Tuesday, September 23, 2014

500-word article critique on Veysey

Veysey on Bell
The reading, “A Post Mortem on Daniel Bell’s Post Industrialism,” by Laurence Veysey is an article analyzing the writings by Daniel Bell on the Post Industrialism Age, which were published in the mid 1970’s. Daniel Bell was an American journalist who attempted to describe the relationship between technology and capitalism. Veysey takes a close look at two major books by Bell. The first of Bell’s book titled, The Coming of Post-Industrial Society, takes a look at Bell’s concept of an era in which knowledge becomes central to the entire functioning of the society. Additionally, Bell is describing an information society’s values and focuses. Contradicting some views with the first, the second of Bell’s book titled, The Cultural Contradictions of Capitalism, criticizes the “cultural takeover of romanticism.”  

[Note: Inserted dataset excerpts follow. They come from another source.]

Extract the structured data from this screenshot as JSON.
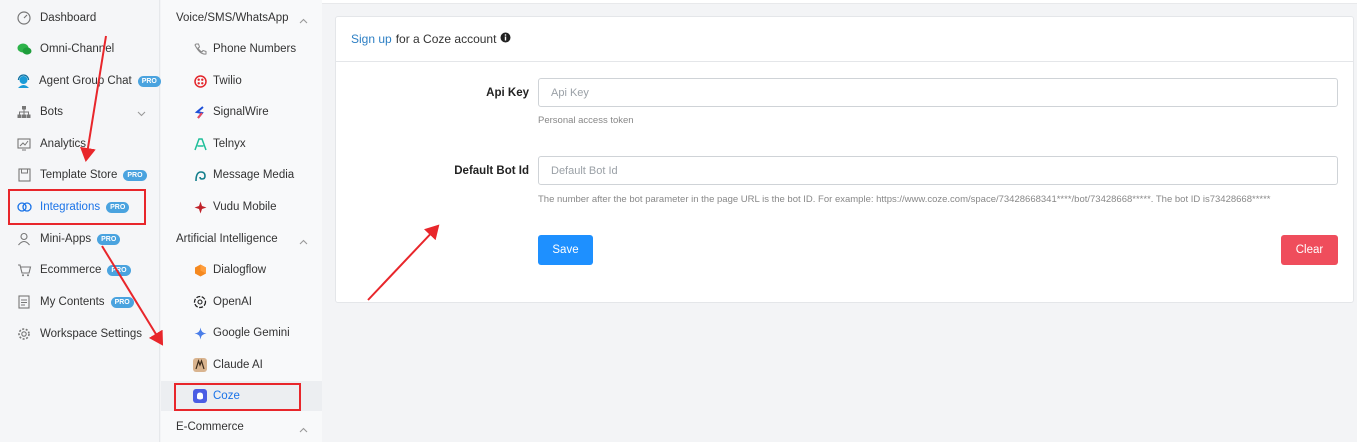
{
  "sidebar": {
    "items": [
      {
        "label": "Dashboard",
        "icon": "dashboard-icon"
      },
      {
        "label": "Omni-Channel",
        "icon": "chat-bubbles-icon"
      },
      {
        "label": "Agent Group Chat",
        "icon": "agent-headset-icon",
        "badge": "PRO"
      },
      {
        "label": "Bots",
        "icon": "bots-hierarchy-icon"
      },
      {
        "label": "Analytics",
        "icon": "analytics-icon"
      },
      {
        "label": "Template Store",
        "icon": "template-store-icon",
        "badge": "PRO"
      },
      {
        "label": "Integrations",
        "icon": "integrations-icon",
        "badge": "PRO"
      },
      {
        "label": "Mini-Apps",
        "icon": "mini-apps-icon",
        "badge": "PRO"
      },
      {
        "label": "Ecommerce",
        "icon": "cart-icon",
        "badge": "PRO"
      },
      {
        "label": "My Contents",
        "icon": "contents-icon",
        "badge": "PRO"
      },
      {
        "label": "Workspace Settings",
        "icon": "gear-icon"
      }
    ]
  },
  "subnav": {
    "sections": [
      {
        "title": "Voice/SMS/WhatsApp",
        "items": [
          "Phone Numbers",
          "Twilio",
          "SignalWire",
          "Telnyx",
          "Message Media",
          "Vudu Mobile"
        ]
      },
      {
        "title": "Artificial Intelligence",
        "items": [
          "Dialogflow",
          "OpenAI",
          "Google Gemini",
          "Claude AI",
          "Coze"
        ]
      },
      {
        "title": "E-Commerce",
        "items": []
      }
    ]
  },
  "form": {
    "signup_link": "Sign up",
    "signup_rest": "for a Coze account",
    "api_key_label": "Api Key",
    "api_key_placeholder": "Api Key",
    "api_key_hint": "Personal access token",
    "bot_id_label": "Default Bot Id",
    "bot_id_placeholder": "Default Bot Id",
    "bot_id_hint": "The number after the bot parameter in the page URL is the bot ID. For example: https://www.coze.com/space/73428668341****/bot/73428668*****. The bot ID is73428668*****",
    "save_label": "Save",
    "clear_label": "Clear"
  },
  "colors": {
    "accent": "#1a73e8",
    "save": "#1e90ff",
    "clear": "#ef4d5c",
    "annotation": "#e8262b",
    "pro_badge": "#4aa3df"
  }
}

Bell believes the 1960’s to be a period of youth revolt and disregard of traditional American values. Veysey neither contradicts nor agrees with Bell’s radical thinking, but simply analyses and states Bell’s views on society’s progression post industrialism. Bell is used to highlight changes in society, while Veysey describes society past 1970s as an age of “fulfillment and progress.” Veysey believed the 1920’s could have been the age of fulfillment had it not been for the Great Depression in the 1930s. Although, the “new age,” he speaks of does not fit into the 1920s because citizens were moving into cities and increasing manufacturing. The absolute decline in the good-producing sector did not set in until the late 1960s, which is when Veysey agrees with Bell that the Postindustrial Age truly sets in. Society emphasizes human intellectual growth rather than mass production of goods seen from late 19th century and slightly past World War II. The main thesis of the article is laid out as Veysey describing a major change after the 1970s. The title of the article summarizes the article well. It is an insight into Bell’s views on an information society. I believe Veysey to be less radical than the author he chose to write about. Veysey believes America’s society is entering an intellectual age full of promise, while Bell seems to think this new age is a worse off society.

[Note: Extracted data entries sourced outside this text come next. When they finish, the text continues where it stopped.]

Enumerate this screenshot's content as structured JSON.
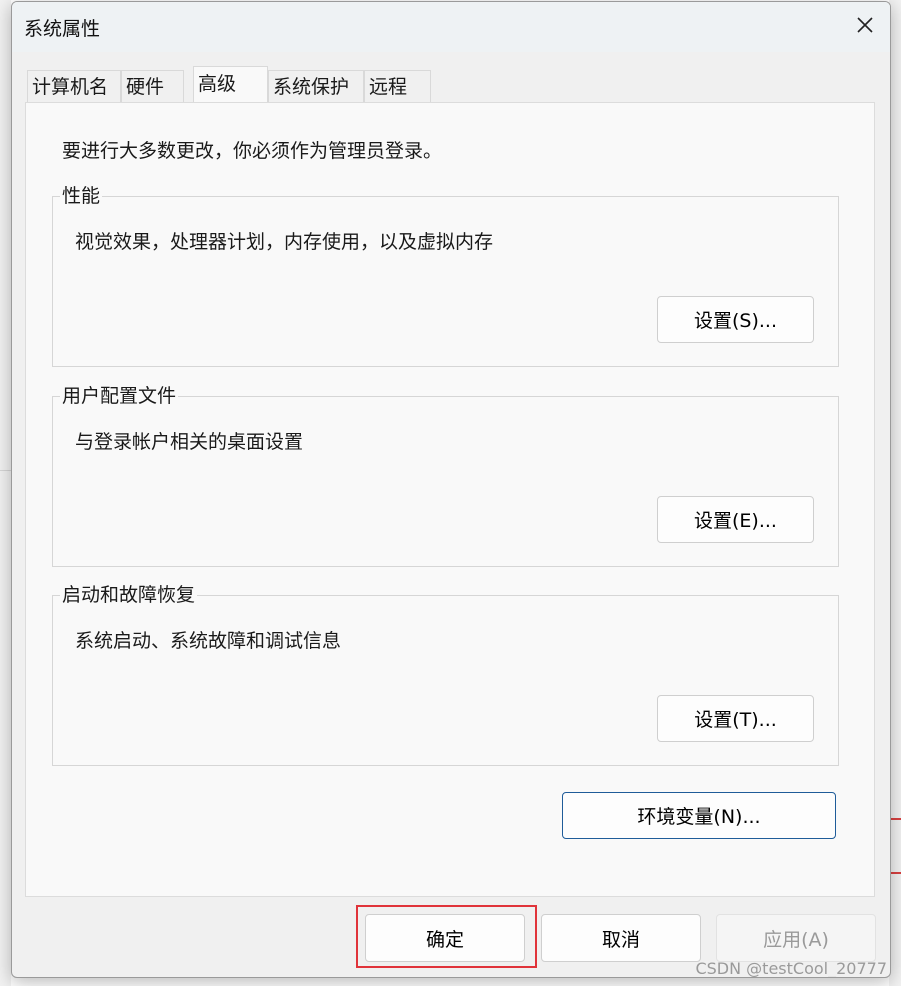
{
  "window": {
    "title": "系统属性"
  },
  "tabs": [
    {
      "label": "计算机名"
    },
    {
      "label": "硬件"
    },
    {
      "label": "高级"
    },
    {
      "label": "系统保护"
    },
    {
      "label": "远程"
    }
  ],
  "active_tab": "高级",
  "admin_note": "要进行大多数更改，你必须作为管理员登录。",
  "groups": {
    "performance": {
      "title": "性能",
      "description": "视觉效果，处理器计划，内存使用，以及虚拟内存",
      "button": "设置(S)..."
    },
    "user_profiles": {
      "title": "用户配置文件",
      "description": "与登录帐户相关的桌面设置",
      "button": "设置(E)..."
    },
    "startup_recovery": {
      "title": "启动和故障恢复",
      "description": "系统启动、系统故障和调试信息",
      "button": "设置(T)..."
    }
  },
  "env_button": "环境变量(N)...",
  "footer": {
    "ok": "确定",
    "cancel": "取消",
    "apply": "应用(A)"
  },
  "watermark": "CSDN @testCool_20777",
  "colors": {
    "highlight_box": "#e0333a",
    "focus_border": "#1f5c99",
    "disabled_text": "#9a9a9a"
  },
  "icons": {
    "close": "close-icon"
  }
}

The article was published in spring of 1982 by Johns Hopkins University Press. The source of the article was American Quarterly, Vol. 34, No. 1 pp.49.  The designated audience for this scholarly article is academicians and researchers on America’s society transformation after the Industrial Age.  Veysey is an authority figure on intellectual history who received his education at University of California-Berkley. He was a professor at University of California Santa Cruz history department for over twenty years. Johnathon Bleecher, a friend and colleague at Santa Cruz states, “a loyal and generous friend and a person of extraordinary intelligence and at times alarming bluntness.” Veysey’s major works such as The Communal Experience and The Emergence of The American University have received more attention to its publications, while his article on Bell’s Posindustrialization has received little feedback from noteworthy scholars. However, other authors such as Compaine, Benjamin M. and Read, William H. who wrote The Information Resources Policy Handbook: Research for the Information Age, may have contradicting views of Bell and Veysey. Another scholarly article with possible conflicting views on the postindustrial age could be the authors of, The Creative Class, Post-Industrialism and the Happiness of Nations, by Charlotta Mellander, Richard Florida, and Jason Rentrow.